Aysever’in komünistler iktidara geldiğinde insanların meskenlerini otomobillerini ellerinden telaffuzunu Okuyan’a sordu ve TKP Genel Sekreteri bu soruya şöyle cevap verdi:
“İnsanların rastgele bir varlığı yok, beşerler fakir. Biz insanların meskeni otomobiliyle niçin uğraşalım? Bakın üç gündür manda yoğurdu konuşuluyor. Burada bir ahlaki sorun var. Türkiye’de bugünkü nizamın kaymağını yiyen zenginler manda yoğurduyla tabir edilemez. Biz bütün insanların hiçbir bedel ödemeksizin konutu olacağını söylüyoruz, komünizm bu. Bu şirketlerin hepsine el konulacak. Akarsulara, madenlere [zenginler] her şeye el koyacaklar sonra ‘komünistler mülkiyet düşmanı’ diyecekler. Biz o mülkiyete karşıyız. Borçsuz, para sıkıntısı olmayan bir hayat mümkün mü? Mümkün. Temel muhtaçlıklar karşılandıktan sonra elindeki para senin olacak. Sermaye sınıfının üzerine çöktüğü zenginlik manda yoğurdu sıkıntısı değil, her şeye çökmüş durumdalar, madenlere, elektriğe… Bu sınıfın egemenliği sona erdiği vakit tüm insanların refah içinde yaşayabileceği, eşitlikçi bir tertip getireceğiz. Biz niçin insanların konutlarına çökelim?”
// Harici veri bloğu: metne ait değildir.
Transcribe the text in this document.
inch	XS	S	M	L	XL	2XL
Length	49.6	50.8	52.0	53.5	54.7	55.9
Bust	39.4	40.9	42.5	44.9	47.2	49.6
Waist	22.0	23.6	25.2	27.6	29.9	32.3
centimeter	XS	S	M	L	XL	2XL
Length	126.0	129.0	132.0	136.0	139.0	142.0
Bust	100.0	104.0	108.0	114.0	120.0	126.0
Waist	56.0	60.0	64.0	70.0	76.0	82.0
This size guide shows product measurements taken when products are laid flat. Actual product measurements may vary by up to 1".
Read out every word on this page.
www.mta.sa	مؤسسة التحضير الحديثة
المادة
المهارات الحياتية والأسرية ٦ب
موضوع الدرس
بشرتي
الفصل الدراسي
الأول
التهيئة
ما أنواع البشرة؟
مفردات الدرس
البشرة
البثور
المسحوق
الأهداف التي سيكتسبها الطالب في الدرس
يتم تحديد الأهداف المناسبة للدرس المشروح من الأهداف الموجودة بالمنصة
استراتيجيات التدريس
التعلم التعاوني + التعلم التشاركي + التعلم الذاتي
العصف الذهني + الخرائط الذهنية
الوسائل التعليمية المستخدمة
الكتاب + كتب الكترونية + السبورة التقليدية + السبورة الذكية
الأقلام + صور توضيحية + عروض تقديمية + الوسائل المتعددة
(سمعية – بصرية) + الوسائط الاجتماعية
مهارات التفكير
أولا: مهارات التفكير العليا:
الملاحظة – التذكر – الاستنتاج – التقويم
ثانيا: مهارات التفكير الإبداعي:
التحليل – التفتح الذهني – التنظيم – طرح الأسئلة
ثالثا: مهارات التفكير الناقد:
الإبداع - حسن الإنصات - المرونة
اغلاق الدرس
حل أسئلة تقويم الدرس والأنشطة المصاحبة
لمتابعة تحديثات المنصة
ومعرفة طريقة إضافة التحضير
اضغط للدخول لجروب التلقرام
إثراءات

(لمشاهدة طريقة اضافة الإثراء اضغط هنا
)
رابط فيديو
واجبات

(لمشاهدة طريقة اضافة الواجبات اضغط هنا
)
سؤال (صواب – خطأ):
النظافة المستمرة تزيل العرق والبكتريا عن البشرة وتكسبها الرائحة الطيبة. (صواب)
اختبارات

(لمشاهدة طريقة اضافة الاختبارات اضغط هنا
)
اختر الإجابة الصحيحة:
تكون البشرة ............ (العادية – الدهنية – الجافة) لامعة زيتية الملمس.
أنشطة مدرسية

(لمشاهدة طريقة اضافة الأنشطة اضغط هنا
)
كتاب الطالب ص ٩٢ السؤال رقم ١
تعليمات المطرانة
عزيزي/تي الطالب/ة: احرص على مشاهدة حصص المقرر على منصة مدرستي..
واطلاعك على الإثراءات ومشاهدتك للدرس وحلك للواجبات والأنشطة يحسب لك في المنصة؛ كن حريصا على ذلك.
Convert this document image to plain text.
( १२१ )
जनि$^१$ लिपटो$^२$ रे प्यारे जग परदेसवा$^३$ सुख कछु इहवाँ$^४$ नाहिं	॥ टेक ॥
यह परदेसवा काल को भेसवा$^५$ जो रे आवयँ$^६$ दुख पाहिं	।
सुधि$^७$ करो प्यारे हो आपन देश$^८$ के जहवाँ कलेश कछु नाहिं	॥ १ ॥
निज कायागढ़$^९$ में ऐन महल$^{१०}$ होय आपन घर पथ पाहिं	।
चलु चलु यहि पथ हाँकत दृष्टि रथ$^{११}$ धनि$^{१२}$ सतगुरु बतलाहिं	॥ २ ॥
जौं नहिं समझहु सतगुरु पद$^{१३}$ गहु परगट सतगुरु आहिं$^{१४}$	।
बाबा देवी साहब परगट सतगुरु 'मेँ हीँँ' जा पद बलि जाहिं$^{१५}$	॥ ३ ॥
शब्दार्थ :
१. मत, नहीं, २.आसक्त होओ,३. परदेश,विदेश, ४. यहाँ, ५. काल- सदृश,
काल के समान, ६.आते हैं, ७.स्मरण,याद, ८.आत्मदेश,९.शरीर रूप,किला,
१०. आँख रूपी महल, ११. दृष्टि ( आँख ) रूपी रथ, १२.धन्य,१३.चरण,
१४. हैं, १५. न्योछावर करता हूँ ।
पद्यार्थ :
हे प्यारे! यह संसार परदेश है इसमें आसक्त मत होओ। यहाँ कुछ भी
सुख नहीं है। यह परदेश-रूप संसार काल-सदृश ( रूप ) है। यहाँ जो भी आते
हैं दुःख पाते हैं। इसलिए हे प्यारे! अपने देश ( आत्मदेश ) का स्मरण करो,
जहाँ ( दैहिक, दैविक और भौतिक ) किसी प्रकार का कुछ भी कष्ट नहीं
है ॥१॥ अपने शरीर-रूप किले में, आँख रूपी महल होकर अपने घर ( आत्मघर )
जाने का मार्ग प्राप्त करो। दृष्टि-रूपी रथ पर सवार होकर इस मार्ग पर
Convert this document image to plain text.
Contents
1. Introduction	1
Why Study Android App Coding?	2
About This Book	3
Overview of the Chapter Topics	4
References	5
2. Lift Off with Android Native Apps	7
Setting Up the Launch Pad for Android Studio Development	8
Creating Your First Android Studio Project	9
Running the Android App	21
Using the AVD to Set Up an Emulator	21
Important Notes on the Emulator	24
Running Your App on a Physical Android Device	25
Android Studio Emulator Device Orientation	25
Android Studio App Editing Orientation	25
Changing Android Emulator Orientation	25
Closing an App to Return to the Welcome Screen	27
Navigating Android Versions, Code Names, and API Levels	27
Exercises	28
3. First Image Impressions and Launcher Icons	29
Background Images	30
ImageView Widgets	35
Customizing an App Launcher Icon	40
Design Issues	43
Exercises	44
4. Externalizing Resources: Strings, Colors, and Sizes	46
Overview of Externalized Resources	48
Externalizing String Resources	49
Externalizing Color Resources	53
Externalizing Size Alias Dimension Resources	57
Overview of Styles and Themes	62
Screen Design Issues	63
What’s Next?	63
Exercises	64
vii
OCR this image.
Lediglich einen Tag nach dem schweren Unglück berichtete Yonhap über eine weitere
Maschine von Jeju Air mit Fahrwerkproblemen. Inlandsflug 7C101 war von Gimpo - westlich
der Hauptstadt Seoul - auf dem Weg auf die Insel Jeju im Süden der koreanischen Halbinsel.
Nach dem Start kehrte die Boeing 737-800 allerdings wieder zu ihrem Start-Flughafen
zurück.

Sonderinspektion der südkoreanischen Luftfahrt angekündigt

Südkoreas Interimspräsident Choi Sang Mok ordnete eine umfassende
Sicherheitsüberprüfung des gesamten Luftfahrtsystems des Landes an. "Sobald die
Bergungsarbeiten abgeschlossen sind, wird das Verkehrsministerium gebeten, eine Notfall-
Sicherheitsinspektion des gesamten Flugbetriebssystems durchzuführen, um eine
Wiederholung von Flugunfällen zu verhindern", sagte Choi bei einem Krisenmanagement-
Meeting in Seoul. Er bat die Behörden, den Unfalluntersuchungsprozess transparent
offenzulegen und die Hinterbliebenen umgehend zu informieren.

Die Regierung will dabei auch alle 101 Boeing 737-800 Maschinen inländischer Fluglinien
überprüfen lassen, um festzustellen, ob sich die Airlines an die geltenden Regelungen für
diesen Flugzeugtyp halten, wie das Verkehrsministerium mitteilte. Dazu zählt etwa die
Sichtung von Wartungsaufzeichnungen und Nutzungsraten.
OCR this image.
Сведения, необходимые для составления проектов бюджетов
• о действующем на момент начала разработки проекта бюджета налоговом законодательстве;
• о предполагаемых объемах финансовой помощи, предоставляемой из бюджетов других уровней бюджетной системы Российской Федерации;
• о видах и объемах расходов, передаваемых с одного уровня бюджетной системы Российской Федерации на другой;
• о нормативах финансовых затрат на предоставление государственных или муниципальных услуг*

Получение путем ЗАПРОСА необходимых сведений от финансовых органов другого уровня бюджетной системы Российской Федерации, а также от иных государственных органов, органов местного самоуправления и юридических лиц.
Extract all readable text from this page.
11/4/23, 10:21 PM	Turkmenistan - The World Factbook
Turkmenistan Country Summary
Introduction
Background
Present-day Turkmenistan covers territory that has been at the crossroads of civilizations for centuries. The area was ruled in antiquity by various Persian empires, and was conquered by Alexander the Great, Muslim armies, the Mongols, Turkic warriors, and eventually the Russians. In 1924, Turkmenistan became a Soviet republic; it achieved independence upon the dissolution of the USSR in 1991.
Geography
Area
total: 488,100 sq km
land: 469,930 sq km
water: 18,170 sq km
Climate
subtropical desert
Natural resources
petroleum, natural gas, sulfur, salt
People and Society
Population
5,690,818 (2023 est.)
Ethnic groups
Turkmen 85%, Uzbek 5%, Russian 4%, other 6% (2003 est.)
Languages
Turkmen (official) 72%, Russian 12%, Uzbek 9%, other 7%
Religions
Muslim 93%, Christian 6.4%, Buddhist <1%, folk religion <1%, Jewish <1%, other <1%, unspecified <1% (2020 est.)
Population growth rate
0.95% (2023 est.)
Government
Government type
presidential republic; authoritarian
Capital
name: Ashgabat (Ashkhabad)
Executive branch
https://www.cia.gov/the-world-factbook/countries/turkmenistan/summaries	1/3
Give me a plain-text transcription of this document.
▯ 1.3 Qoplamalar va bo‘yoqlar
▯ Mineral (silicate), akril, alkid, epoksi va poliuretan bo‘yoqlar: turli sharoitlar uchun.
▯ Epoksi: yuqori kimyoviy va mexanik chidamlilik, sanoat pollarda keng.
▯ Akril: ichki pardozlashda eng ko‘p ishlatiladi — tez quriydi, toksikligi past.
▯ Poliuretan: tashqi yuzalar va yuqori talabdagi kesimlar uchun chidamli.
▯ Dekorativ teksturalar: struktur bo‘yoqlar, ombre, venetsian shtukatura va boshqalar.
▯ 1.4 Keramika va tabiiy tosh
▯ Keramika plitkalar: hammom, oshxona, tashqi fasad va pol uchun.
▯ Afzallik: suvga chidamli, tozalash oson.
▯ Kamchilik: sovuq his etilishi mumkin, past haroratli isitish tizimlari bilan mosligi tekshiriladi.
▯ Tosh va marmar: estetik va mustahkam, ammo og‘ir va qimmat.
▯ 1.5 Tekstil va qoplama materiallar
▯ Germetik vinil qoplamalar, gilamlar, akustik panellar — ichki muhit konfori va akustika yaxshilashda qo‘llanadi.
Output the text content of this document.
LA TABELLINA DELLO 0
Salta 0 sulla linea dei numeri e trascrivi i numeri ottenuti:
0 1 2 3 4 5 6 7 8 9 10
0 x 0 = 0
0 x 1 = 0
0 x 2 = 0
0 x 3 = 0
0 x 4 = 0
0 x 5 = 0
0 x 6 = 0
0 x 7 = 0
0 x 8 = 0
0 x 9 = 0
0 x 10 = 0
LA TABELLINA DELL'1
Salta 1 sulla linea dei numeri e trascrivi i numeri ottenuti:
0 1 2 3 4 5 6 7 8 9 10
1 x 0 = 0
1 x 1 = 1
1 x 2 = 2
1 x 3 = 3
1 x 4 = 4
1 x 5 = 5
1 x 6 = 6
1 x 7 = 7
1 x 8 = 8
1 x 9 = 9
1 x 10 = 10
‘Tarikatlar kapatılacak, dağıtılacak’
Komünistler hakkında dinle ilgili söylenenlere de açıklık getiren Okuyan bu bahse da şöyle karşılık verdi:
“Komünistler en gelişkin ahlâkı savunanlardır, insanın insanı sömürmemesini, eşitliği savunanlardır bu bir. İkincisi; her çeşitten inanç ve ibadet özgürlüğü temel insan hakkı, temel insan haklarına dokunulamaz. Bunu tatlı gözükmek için söylemiyorum. Mescitleri niçin kapatalım? Ancak her tarafa cami dikilmesini bunun bir çaba konusu haline getirilmesiyle tabi ki uğraş edeceğiz. Bu partinin ağzından insanların dinî inancına hitap eden hiçbir şey çıkmaz. Bunu ayıp kabul ederiz, bizim partimizde inançlı beşerler da var inanmayan beşerler da. Partimizde çok fazla başörtülü, türbanlı üye var. En çok da bizim partimizde rahatlar. Zira kimse ne el üstünde tutuyor kıyafetleri yüzünden ne de eleştiriyor. İlgilenmiyoruz, kimse ilgilenmiyor. Lakin dediğim üzere Türkiye’de laiklik ayaklar altına alındı, tarikatlar var o var bu var. Biz kimi mevzularda dik durmak zorundayız. Tarikatlar kapatılacak, dağıtılacak. Tarikat yurtları kapatılmadan laiklik de olmaz. ‘Yok onlar sivil toplum örgütleriymiş’ hayır! Temel çizgilerimiz var, laiklik. Siyasetçiler din ismine ya da dinî referanslarla konuşamaz.”